2. That the appropriate accounting policies had been selected and
applied consistently, and judgments and estimates have been made that
were reasonable and prudent so as to give a true and fair view of the
state of affairs of the company as at March 31, 2014.
3. That the Directors had taken proper and sufficient care for the
maintenance of adequate accounting records in accordance with the
provisions of the Companies Act, 1956, for safeguarding the assets of
the company and for preventing and detecting fraud and other
irregularities.
That the accounts have been prepared on a "going concern basis".
PARTICULARS OF EMPLOYEES:
Statement giving particulars of employees as required under Section
217(2A) of the Companies Act, 1956 read with the Companies (Particulars
of Employees) Rules 1975, as amended, is not annexed to this report as
no employee was in receipt of the remuneration in excess of the
prescribed sum during the year.
STATEMENT UNDER SECTION 217(I)(e):
Statement pursuant to Section 217(I)(e) of the Companies Act, 1956,
read with the Companies (Disclosure of Particulars in the Report of
Board of Directors) Rules 1988, is given below:
* The Company has no activities relating to conservation of energy.

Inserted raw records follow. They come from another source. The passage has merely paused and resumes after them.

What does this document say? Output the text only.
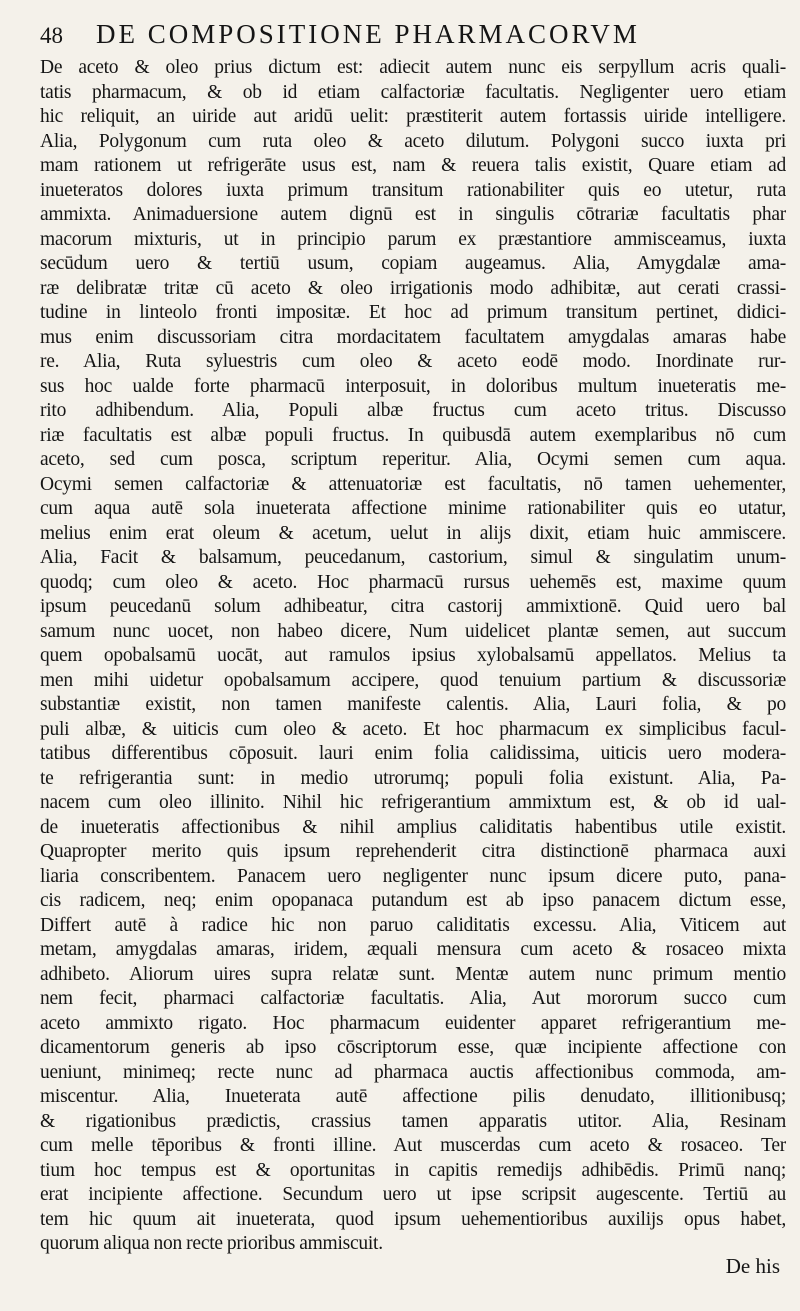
48	DE COMPOSITIONE PHARMACORVM
De aceto & oleo prius dictum est: adiecit autem nunc eis serpyllum acris quali-
tatis pharmacum, & ob id etiam calfactoriæ facultatis. Negligenter uero etiam
hic reliquit, an uiride aut aridū uelit: præstiterit autem fortassis uiride intelligere.
Alia, Polygonum cum ruta oleo & aceto dilutum. Polygoni succo iuxta pri
mam rationem ut refrigerāte usus est, nam & reuera talis existit, Quare etiam ad
inueteratos dolores iuxta primum transitum rationabiliter quis eo utetur, ruta
ammixta. Animaduersione autem dignū est in singulis cōtrariæ facultatis phar
macorum mixturis, ut in principio parum ex præstantiore ammisceamus, iuxta
secūdum uero & tertiū usum, copiam augeamus. Alia, Amygdalæ ama-
ræ delibratæ tritæ cū aceto & oleo irrigationis modo adhibitæ, aut cerati crassi-
tudine in linteolo fronti impositæ. Et hoc ad primum transitum pertinet, didici-
mus enim discussoriam citra mordacitatem facultatem amygdalas amaras habe
re. Alia, Ruta syluestris cum oleo & aceto eodē modo. Inordinate rur-
sus hoc ualde forte pharmacū interposuit, in doloribus multum inueteratis me-
rito adhibendum. Alia, Populi albæ fructus cum aceto tritus. Discusso
riæ facultatis est albæ populi fructus. In quibusdā autem exemplaribus nō cum
aceto, sed cum posca, scriptum reperitur. Alia, Ocymi semen cum aqua.
Ocymi semen calfactoriæ & attenuatoriæ est facultatis, nō tamen uehementer,
cum aqua autē sola inueterata affectione minime rationabiliter quis eo utatur,
melius enim erat oleum & acetum, uelut in alijs dixit, etiam huic ammiscere.
Alia, Facit & balsamum, peucedanum, castorium, simul & singulatim unum-
quodq; cum oleo & aceto. Hoc pharmacū rursus uehemēs est, maxime quum
ipsum peucedanū solum adhibeatur, citra castorij ammixtionē. Quid uero bal
samum nunc uocet, non habeo dicere, Num uidelicet plantæ semen, aut succum
quem opobalsamū uocāt, aut ramulos ipsius xylobalsamū appellatos. Melius ta
men mihi uidetur opobalsamum accipere, quod tenuium partium & discussoriæ
substantiæ existit, non tamen manifeste calentis. Alia, Lauri folia, & po
puli albæ, & uiticis cum oleo & aceto. Et hoc pharmacum ex simplicibus facul-
tatibus differentibus cōposuit. lauri enim folia calidissima, uiticis uero modera-
te refrigerantia sunt: in medio utrorumq; populi folia existunt. Alia, Pa-
nacem cum oleo illinito. Nihil hic refrigerantium ammixtum est, & ob id ual-
de inueteratis affectionibus & nihil amplius caliditatis habentibus utile existit.
Quapropter merito quis ipsum reprehenderit citra distinctionē pharmaca auxi
liaria conscribentem. Panacem uero negligenter nunc ipsum dicere puto, pana-
cis radicem, neq; enim opopanaca putandum est ab ipso panacem dictum esse,
Differt autē à radice hic non paruo caliditatis excessu. Alia, Viticem aut
metam, amygdalas amaras, iridem, æquali mensura cum aceto & rosaceo mixta
adhibeto. Aliorum uires supra relatæ sunt. Mentæ autem nunc primum mentio
nem fecit, pharmaci calfactoriæ facultatis. Alia, Aut mororum succo cum
aceto ammixto rigato. Hoc pharmacum euidenter apparet refrigerantium me-
dicamentorum generis ab ipso cōscriptorum esse, quæ incipiente affectione con
ueniunt, minimeq; recte nunc ad pharmaca auctis affectionibus commoda, am-
miscentur. Alia, Inueterata autē affectione pilis denudato, illitionibusq;
& rigationibus prædictis, crassius tamen apparatis utitor. Alia, Resinam
cum melle tēporibus & fronti illine. Aut muscerdas cum aceto & rosaceo. Ter
tium hoc tempus est & oportunitas in capitis remedijs adhibēdis. Primū nanq;
erat incipiente affectione. Secundum uero ut ipse scripsit augescente. Tertiū au
tem hic quum ait inueterata, quod ipsum uehementioribus auxilijs opus habet,
quorum aliqua non recte prioribus ammiscuit.
De his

* The Company has made no provision for research and development
expenditure.
* The Company has no activity relating to technology absorption,
adoption and innovation.
* The Company has no activity relating to foreign exchange earnings and
outgo.
AUDITORS NOTES AND OBSERVATIONS:
Auditors have made certain observations in their report. These have
been appropriately dealt with in the notes to accounts which are
self-explanatory.
AUDITORS:
Your Directors propose appointment of M/s S.B.JAJOO & CO, Chartered
Accountants, whose appointment as been duly approved by the Audit
Committee and who shall hold office from the conclusion of this meeting
till the conclusion of the sixth annual general meeting, with this
meeting being counted as the first meeting and will be subject to
ratification in every Annual General Meeting till the sixth Annual
General meeting by way of passing of an ordinary resolution and to fix
their remuneration.
Also a certificate under Rule 4 of the Companies (Audit and Auditors)
Rules, 2014 has been received from the Auditors to the effect that the
Auditor is eligible for appointment and is not disqualified for
appointment under the Act, the Chartered Accountants Act, 1949 and the
rules or regulations made there under and proposed appointment is
within the limits laid down by or under the authority of the Act.
RESTRUCTURING OF THE BOARD OF DIRECTORS POST IMPLEMENTATION OF
COMPANIES ACT 2013:
The Board of Directors in its meeting held on 08th August 2014
reconstituted the Board of Directors of the Company in pursuant to
various provisions of the Companies Act 2013 as follows:
Name of Director Designation KMP position held
MR. ANKIT GARODIA Managing Director Chief Executive Officer
MR. SMAHESH Executive Director Chief Financial Officer
MR.SUNDARAM Independent
SANKARANARAYANAN Director -
MR. SHASHIKANTA NAYAK Independent -
Director
Further, your Directors confirm that in pursuance to the provisions of
the Companies Act, the Company in due course will appoint Women
Director and One More Director in the capacity of Non-executive
Independent Director which will strengthen the Board further and will
be helpful in empowering the Board of the Company to achieve higher
performance thereby resulting in overall growth of the Company.
CORPORATE GOVERNANCE:
Pursuant to the Circular No. 08/2014 of Ministry of Corporate Affairs
dated 04th April 2014, the Company has prepared its financial
Statements including Directors Report, Auditors Report as per the
provisions of the Companies Act 1956. Reports on Corporate Governance
and Management Discussions & Analysis are annexed and form part of this
report.
FIXED DEPOSITS:
Your company has neither invited nor accepted any Fixed Deposits from
the public during the financial year under review.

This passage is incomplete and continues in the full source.